La Unión Europea ha creado una Unión Monetaria Europea (UME)
dotada de un diseño institucional peculiar en el que la política monetaria se
desliga completamente de la política fiscal. Cuando un estado es monetariamente
soberano, el Banco Central gestiona la política monetaria mientras que el
gobierno gestiona la política fiscal. Sin embargo ambas suelen estar
coordinadas. Son las decisiones de gasto de los gobiernos las que ponen el
dinero en manos del público y de las instituciones financieras. Para evitar la depreciación de la moneda los gobiernos drenan liquidez del público a través de los impuestos. El estado por tanto está permanentemente creando y destruyendo dinero. A su vez los bancos
centrales juegan un papel clave en la determinación de los tipos de interés y
la gestión defensiva de las reservas de dinero en el sistema financiero. Esta
coordinación será fundamental si, por ejemplo, el mercado decidiera que no
quiere comprar las emisiones de deuda pública en cuyo caso el banco central
puede jugar el papel de prestamista de última instancia.

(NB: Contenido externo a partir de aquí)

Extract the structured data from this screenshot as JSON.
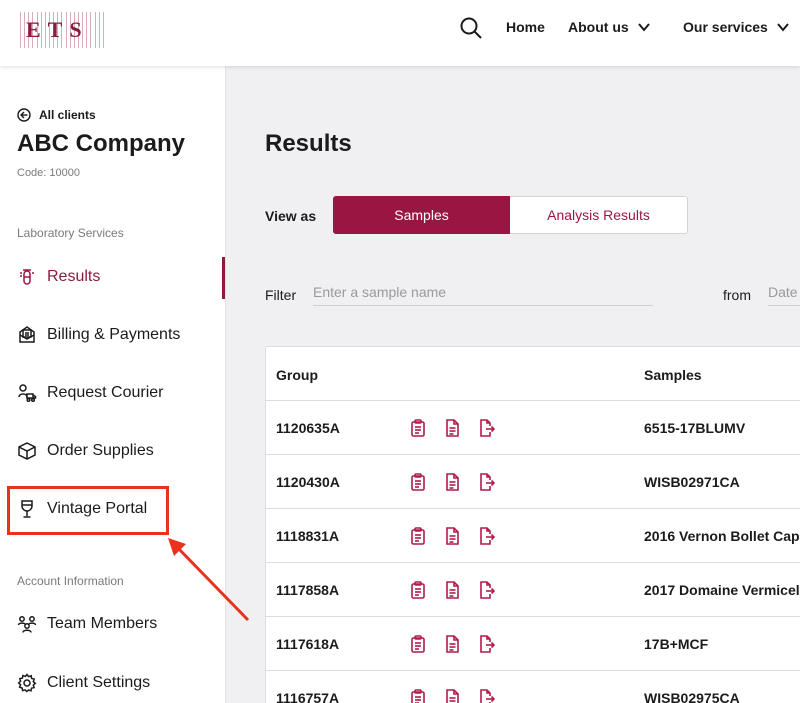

La UME crea un Banco Central Europeo (BCE) en el que se
integran como brazos operativos los bancos centrales de los países miembros. En
cambio los estados miembro retienen sus tesorerías nacionales. Pero éstas y el
BCE no coordinan sus políticas monetarias y fiscales. De hecho el BCE tiene
prohibido apoyar a las tesorerías nacionales acudiendo a sus emisiones o
comprando su deuda en operaciones de mercado abierto.

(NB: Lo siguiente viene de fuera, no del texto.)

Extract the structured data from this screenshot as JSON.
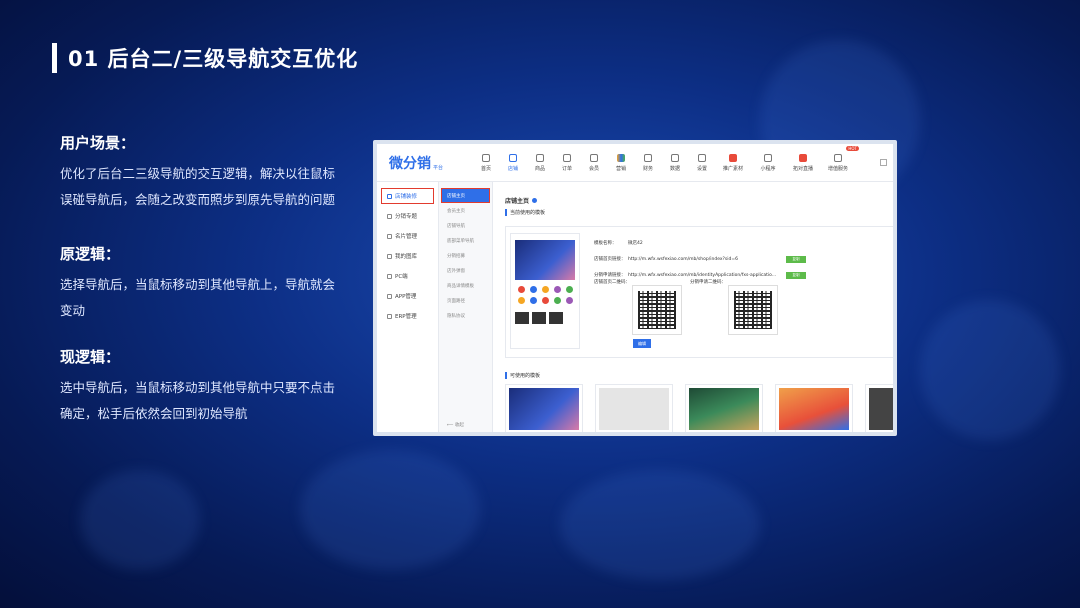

Solo excepcionalmente el BCE podrá comprar emisiones en el
mercado secundario bajo la condición de un programa de rescate que obligará al
estado en dificultades a aplicar programas de austeridad. Por la puerta de
atrás, a través del sistema Target 2 y las líneas de liquidez abiertas a los
bancos privados, el BCE ha permitido que éstos adquieran deuda pública. Sin
embargo el mecanismo de respaldo de la deuda pública es difícil de gestionar y,
por tanto, propenso al caos.
En realidad la UME deja a los estados en una situación
similar a la de una administración regional sin capacidad de emitir dinero y
obligada a limitar su gasto a su capacidad de recaudación de impuestos y de
endeudamiento. El Tratado de Maastricht impone además limitaciones al
porcentaje de deuda máxima en el que puede incurrir un estado (60% del PIB) y
de déficit público (3% del PIB). Estos límites obligan a los estados a recortar
el gasto público en situaciones recesivas. Incluso durante un ciclo económico
al alza se cercena la capacidad de los estados para asegurar el pleno empleo.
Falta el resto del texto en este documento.